Lors des Journées cinématographiques de Carthage, au Théâtre municipal de Tunis. © AFP

Lors des Journées cinématographiques de Carthage, au Théâtre municipal de Tunis. © AFP

Fawzia Zouria

Publié le 22 juillet 2010 Lecture : 5 minutes.

« Le cinéma tunisien est mort ! » déclarait, en novembre dernier dans Jeune Afrique, l’homme de théâtre tunisien Moncef Dhouib. Il s’en est fallu de peu que l’oracle ne se réalise. La Tunisie, qui brillait dans les années 1990 par une importante production cinématographique, ne sort plus que trois films par an. Une misère par rapport à son voisin marocain, qui caracole avec une quinzaine de longs-métrages annuels. Et la qualité n’est plus au rendez-vous. En 2009, hormis Les Secrets, de Raja Amari, présentés à la Mostra de Venise, pas un seul film tunisien n’a été sélectionné dans un grand festival. Pourtant l’État débourse chaque année 3 millions et demi de dinars (1,8 million d’euros) pour le secteur. Une aide qui permet de soutenir une vingtaine de courts-métrages. Les laboratoires de l’ancienne Société anonyme tunisienne de production et d’expansion cinématographique (Satpec), mise en liquidation en 1992 faute de rentabilité, ont été confiés par l’État à la société Quinta Communications, du producteur Tarak Ben Ammar, qui en assure la rénovation et dont on attend une aide concrète au bénéfice des cinéastes tunisiens.

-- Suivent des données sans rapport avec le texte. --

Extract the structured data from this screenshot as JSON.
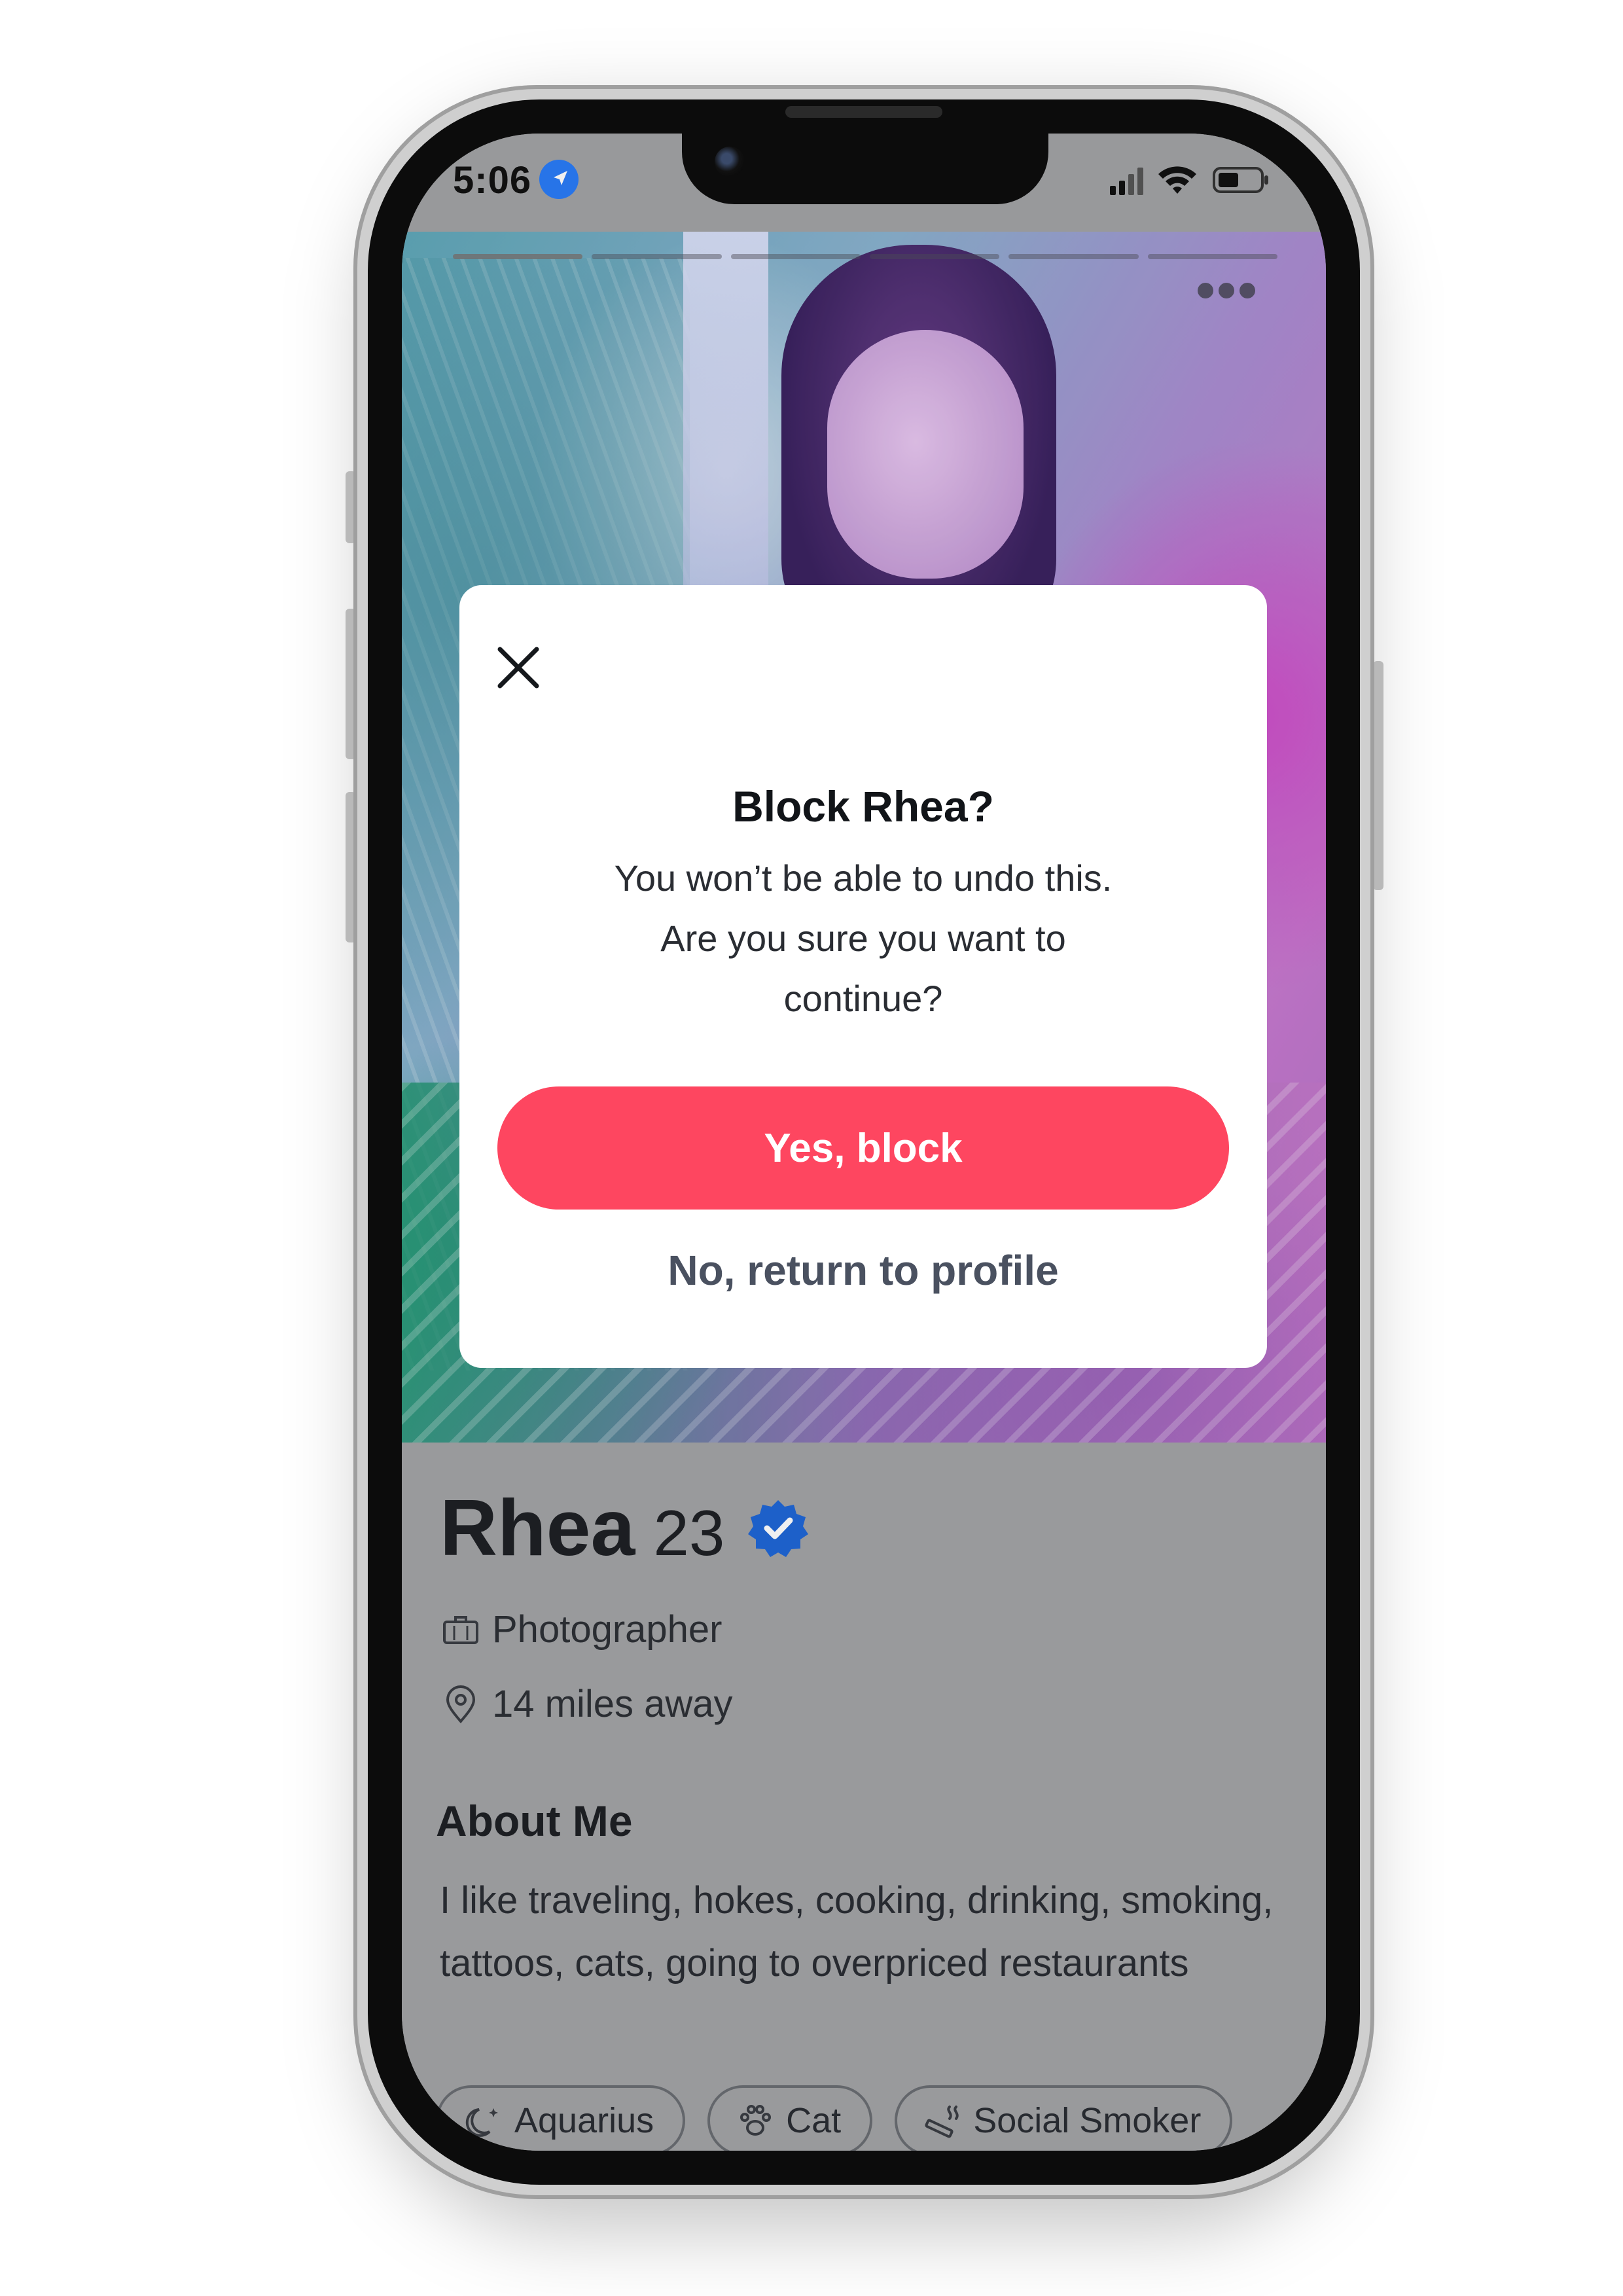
{
  "status_bar": {
    "time": "5:06",
    "location_icon": "location-arrow-icon",
    "signal_icon": "cellular-signal-icon",
    "wifi_icon": "wifi-icon",
    "battery_icon": "battery-icon"
  },
  "photo": {
    "photo_count": 6,
    "current_photo": 1,
    "menu_icon": "more-dots-icon"
  },
  "dialog": {
    "title": "Block Rhea?",
    "message_line1": "You won’t be able to undo this.",
    "message_line2": "Are you sure you want to",
    "message_line3": "continue?",
    "confirm_label": "Yes, block",
    "cancel_label": "No, return to profile",
    "close_icon": "close-icon"
  },
  "profile": {
    "name": "Rhea",
    "age": "23",
    "verified_icon": "verified-badge-icon",
    "job_icon": "briefcase-icon",
    "job": "Photographer",
    "distance_icon": "location-pin-icon",
    "distance": "14 miles away"
  },
  "about": {
    "title": "About Me",
    "text": "I like traveling, hokes, cooking, drinking, smoking, tattoos, cats, going to overpriced restaurants"
  },
  "chips": [
    {
      "icon": "moon-icon",
      "label": "Aquarius"
    },
    {
      "icon": "paw-icon",
      "label": "Cat"
    },
    {
      "icon": "smoking-icon",
      "label": "Social Smoker"
    }
  ],
  "colors": {
    "accent": "#fe4660",
    "verified": "#1f67d6",
    "overlay_background": "#a3a4a6"
  }
}
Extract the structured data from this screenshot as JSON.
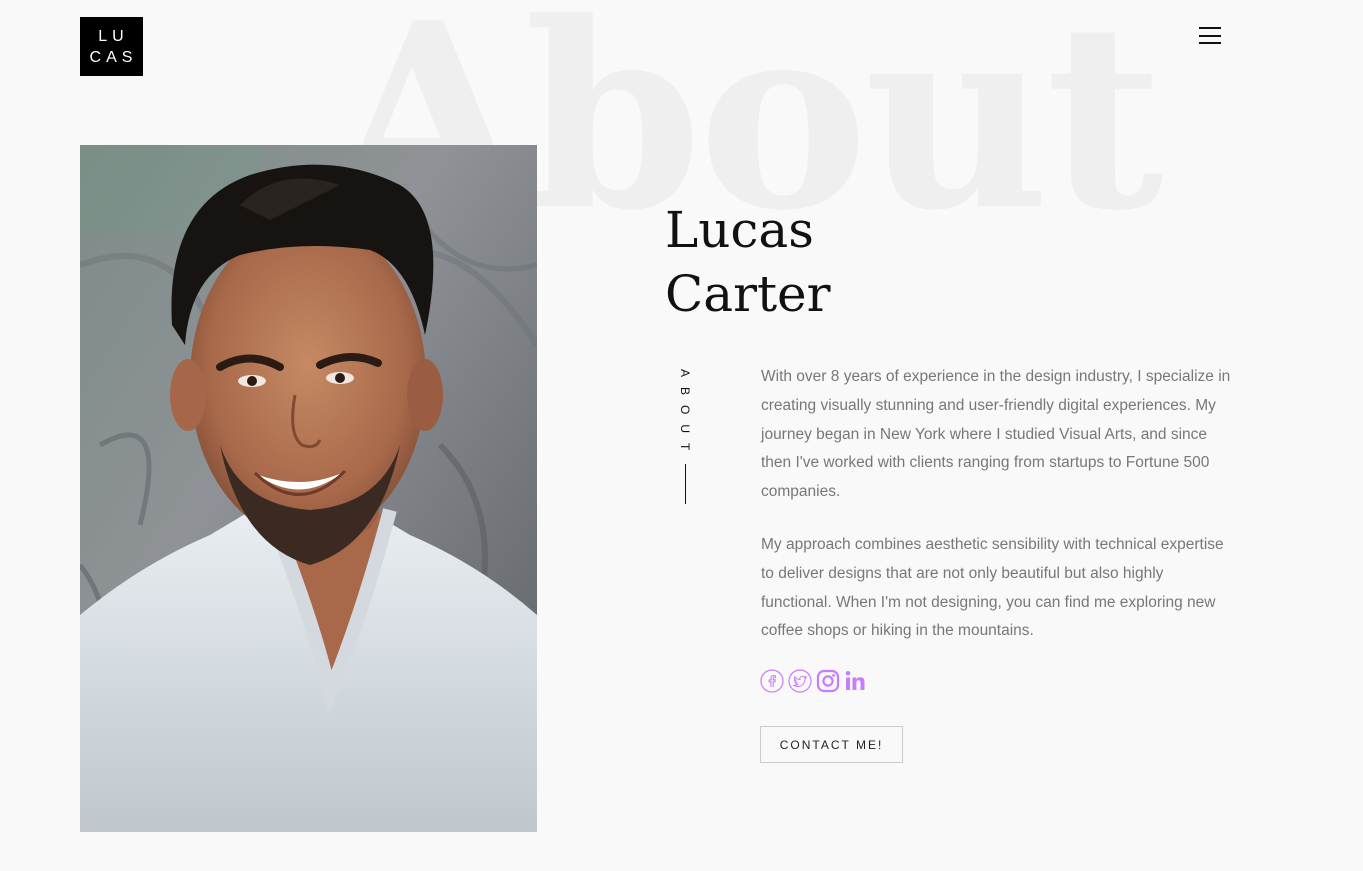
{
  "header": {
    "logo_line1": "LU",
    "logo_line2": "CAS",
    "menu_icon": "hamburger-menu-icon"
  },
  "background_word": "About",
  "profile": {
    "first_name": "Lucas",
    "last_name": "Carter",
    "section_label": "ABOUT",
    "photo_description": "portrait-photo"
  },
  "bio": {
    "paragraph1": "With over 8 years of experience in the design industry, I specialize in creating visually stunning and user-friendly digital experiences. My journey began in New York where I studied Visual Arts, and since then I've worked with clients ranging from startups to Fortune 500 companies.",
    "paragraph2": "My approach combines aesthetic sensibility with technical expertise to deliver designs that are not only beautiful but also highly functional. When I'm not designing, you can find me exploring new coffee shops or hiking in the mountains."
  },
  "social": {
    "icons": [
      "facebook-icon",
      "twitter-icon",
      "instagram-icon",
      "linkedin-icon"
    ],
    "color": "#c77dff"
  },
  "cta": {
    "contact_label": "CONTACT ME!"
  },
  "colors": {
    "background": "#f9f9f9",
    "text": "#111111",
    "body_text": "#777777",
    "accent": "#c77dff",
    "bg_word": "#efefef"
  }
}
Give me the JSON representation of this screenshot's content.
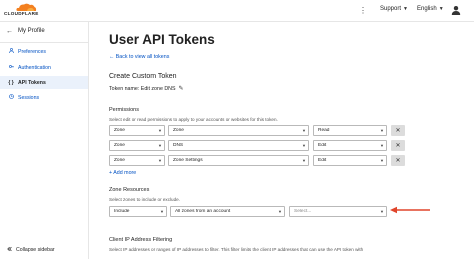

Concernant la distribution, la situation n’est guère plus florissante. Selon le directeur de l’École supérieure de l’audiovisuel et du cinéma, Hamadi Bouabid, « le problème réside dans un marché qui n’est plus générateur de recettes car les salles ont fermé les unes après les autres ». Alors que le budget alloué à la réhabilitation des cinémas n’a jamais été aussi élevé (5 millions de dinars en cinq ans, soit près de 2,7 millions d’euros), on ne compte plus que douze salles sur tout le territoire, contre quatre-vingt-dix il y a vingt ans. Et aucun multiplexe. Cette structure a pourtant permis au Maroc, qui connaissait une situation similaire à celle de la Tunisie, de relancer son industrie cinématographique. Une situation créée par des textes de lois sur les terrains « culturels » qui interdisent toute activité commerciale annexe.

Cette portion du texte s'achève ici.